The Law Commission proposes that the register would, however, always be capable of rectification (in the absence of exceptional circumstances – see below) without time limit where the mistake had resulted in removal of the true owner from the register, but where that true owner was still in possession. Possession in such cases would be defined extensively, as it is currently in section 131 of the LRA 2002 for the benefit of the registered proprietor in possession.
3 Are there exceptional circumstances which would prevent rectification?
Even if the answers to 1 and 2 above are yes, there may be ‘exceptional circumstances’ which justify not making the alteration (paragraphs 3(3) and 6(3) of schedule 4 to the LRA 2002). If there are no such circumstances, the registrar or the court must rectify the register.
In Paton v Todd  EWHC 1248 (Ch), the court set out what ‘exceptional circumstances’ are. They must be out of the ordinary course, unusual, special or uncommon. They do not have to be unique, very rare or without precedent, but must not be regularly or routinely encountered. They must also have a bearing on the question of rectification, not merely be exceptional circumstances in the abstract. In Paton, the fact that the applicant had no proprietary interest in the land the subject of the application was capable of being an exceptional circumstance, which would have to be weighed in the balance when the court made its decision. See also Balevents v Sartori, in which there was the same circumstance (that the claimants in that case did not have any interest in the land in respect of which they were seeking rectification), but on balance, and in view of the defendant’s actions, these circumstances did not justify a refusal to rectify the register.
Rectification of a chargee’s title
There is one Law Commission proposal which may impact on this area. A chargee, faced with an application to rectify the register and remove its charge, cannot rely on the protection of a registered proprietor in possession, but, as the law stands, in theory at least, can argue that exceptional circumstances apply such that rectification should not be possible. The Law Commission proposes that a chargee, having an interest in the property which is merely financial, should not be able to oppose rectification to remove its charge, by relying on exceptional circumstances. It is unlikely that this would affect many cases, but the Law Commission takes the view that it would be a worthwhile simplification of the law, and be appropriate protection for chargees, who would (subject to other proposed changes being implemented) possibly be entitled to claim indemnity.

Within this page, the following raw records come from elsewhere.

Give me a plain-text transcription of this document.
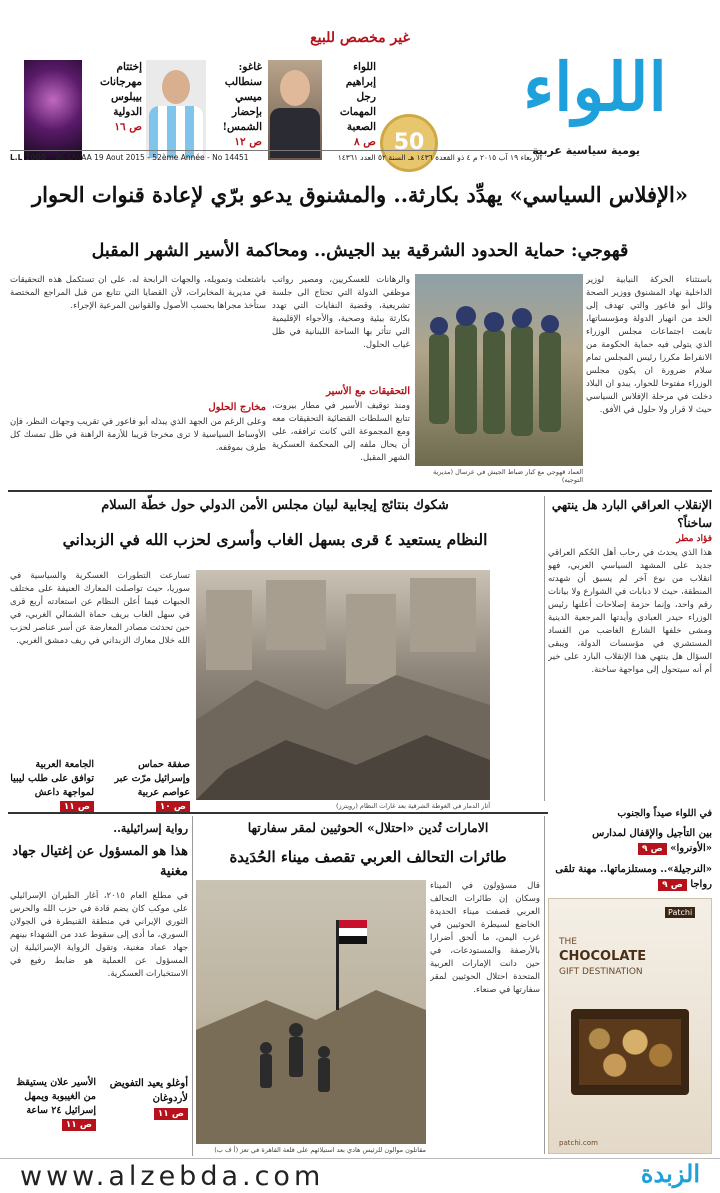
غير مخصص للبيع
اللواء
يومية سياسية عربية
50
اللواء
إبراهيم
رجل المهمات
الصعبة
ص ٨
غاغو:
سنطالب
ميسي بإحضار
الشمس!
ص ١٢
إختتام
مهرجانات
بيبلوس
الدولية
ص ١٦
1000 L.L AL-LIWAA 19 Aout 2015 - 52ème Année - No 14451	الأربعاء ١٩ آب ٢٠١٥ م ٤ ذو القعدة ١٤٣٦ هـ السنة ٥٢ العدد ١٤٣٦١
«الإفلاس السياسي» يهدِّد بكارثة.. والمشنوق يدعو برّي لإعادة قنوات الحوار
قهوجي: حماية الحدود الشرقية بيد الجيش.. ومحاكمة الأسير الشهر المقبل
باستثناء الحركة النيابية لوزير الداخلية نهاد المشنوق ووزير الصحة وائل أبو فاعور والتي تهدف إلى الحد من انهيار الدولة ومؤسساتها، تابعت اجتماعات مجلس الوزراء الذي يتولى فيه حماية الحكومة من الانفراط مكررا رئيس المجلس تمام سلام ضرورة ان يكون مجلس الوزراء مفتوحا للحوار، يبدو ان البلاد دخلت في مرحلة الإفلاس السياسي حيث لا قرار ولا حلول في الأفق.
العماد قهوجي مع كبار ضباط الجيش في عرسال (مديرية التوجيه)
والرهانات للعسكريين، ومصير رواتب موظفي الدولة التي تحتاج الى جلسة تشريعية، وقضية النفايات التي تهدد بكارثة بيئية وصحية، والأجواء الإقليمية التي تتأثر بها الساحة اللبنانية في ظل غياب الحلول.
التحقيقات مع الأسير
ومنذ توقيف الأسير في مطار بيروت، تتابع السلطات القضائية التحقيقات معه ومع المجموعة التي كانت ترافقه، على أن يحال ملفه إلى المحكمة العسكرية الشهر المقبل.
باشتعلت وتمويله، والجهات الرابحة له. على ان تستكمل هذه التحقيقات في مديرية المخابرات، لأن القضايا التي تتابع من قبل المراجع المختصة ستأخذ مجراها بحسب الأصول والقوانين المرعية الإجراء.
مخارج الحلول
وعلى الرغم من الجهد الذي يبذله أبو فاعور في تقريب وجهات النظر، فإن الأوساط السياسية لا ترى مخرجا قريبا للأزمة الراهنة في ظل تمسك كل طرف بموقفه.
الإنقلاب العراقي البارد هل ينتهي ساخناً؟
فؤاد مطر
هذا الذي يحدث في رحاب أهل الحُكم العراقي جديد على المشهد السياسي العربي، فهو انقلاب من نوع آخر لم يسبق أن شهدته المنطقة، حيث لا دبابات في الشوارع ولا بيانات رقم واحد، وإنما حزمة إصلاحات أعلنها رئيس الوزراء حيدر العبادي وأيدتها المرجعية الدينية ومشى خلفها الشارع الغاضب من الفساد المستشري في مؤسسات الدولة، ويبقى السؤال هل ينتهي هذا الإنقلاب البارد على خير أم أنه سيتحول إلى مواجهة ساخنة.
شكوك بنتائج إيجابية لبيان مجلس الأمن الدولي حول خطّة السلام
النظام يستعيد ٤ قرى بسهل الغاب وأسرى لحزب الله في الزبداني
آثار الدمار في الغوطة الشرقية بعد غارات النظام (رويترز)
تسارعت التطورات العسكرية والسياسية في سوريا، حيث تواصلت المعارك العنيفة على مختلف الجبهات فيما أعلن النظام عن استعادته أربع قرى في سهل الغاب بريف حماة الشمالي الغربي، في حين تحدثت مصادر المعارضة عن أسر عناصر لحزب الله خلال معارك الزبداني في ريف دمشق الغربي.
الجامعة العربية توافق على طلب ليبيا لمواجهة داعش
ص ١١
صفقة حماس وإسرائيل مرّت عبر عواصم عربية
ص ١٠
في اللواء صيداً والجنوب
بين التأجيل والإقفال لمدارس «الأونروا» ص ٩
«النرجيلة».. ومستلزماتها.. مهنة تلقى رواجا ص ٩
THE
CHOCOLATE
GIFT DESTINATION
Patchi
patchi.com
الامارات تُدين «احتلال» الحوثيين لمقر سفارتها
طائرات التحالف العربي تقصف ميناء الحُدَيدة
قال مسؤولون في الميناء وسكان إن طائرات التحالف العربي قصفت ميناء الحديدة الخاضع لسيطرة الحوثيين في غرب اليمن، ما ألحق أضرارا بالأرصفة والمستودعات، في حين دانت الإمارات العربية المتحدة احتلال الحوثيين لمقر سفارتها في صنعاء.
مقاتلون موالون للرئيس هادي بعد استيلائهم على قلعة القاهرة في تعز (أ ف ب)
رواية إسرائيلية..
هذا هو المسؤول عن إغتيال جهاد مغنية
في مطلع العام ٢٠١٥، أغار الطيران الإسرائيلي على موكب كان يضم قادة في حزب الله والحرس الثوري الإيراني في منطقة القنيطرة في الجولان السوري، ما أدى إلى سقوط عدد من الشهداء بينهم جهاد عماد مغنية، وتقول الرواية الإسرائيلية إن المسؤول عن العملية هو ضابط رفيع في الاستخبارات العسكرية.
الأسير علان يستيقظ من الغيبوبة ويمهل إسرائيل ٢٤ ساعة
ص ١١
أوغلو يعيد التفويض لأردوغان
ص ١١
www.alzebda.com	الزبدة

The Law Commission’s consultation on its proposals has closed and it is currently analysing the responses. If the ideas in respect of alteration and rectification are adopted, the basic steps and considerations to be taken into account and referred to above will continue to be relevant, the 10-year long stop intervening in some cases to introduce an element of indefeasibility into the current extensive and flexible alteration regime. It remains to be seen whether the proposals are adopted and, if they are, how frequently they will affect cases arising in the real world.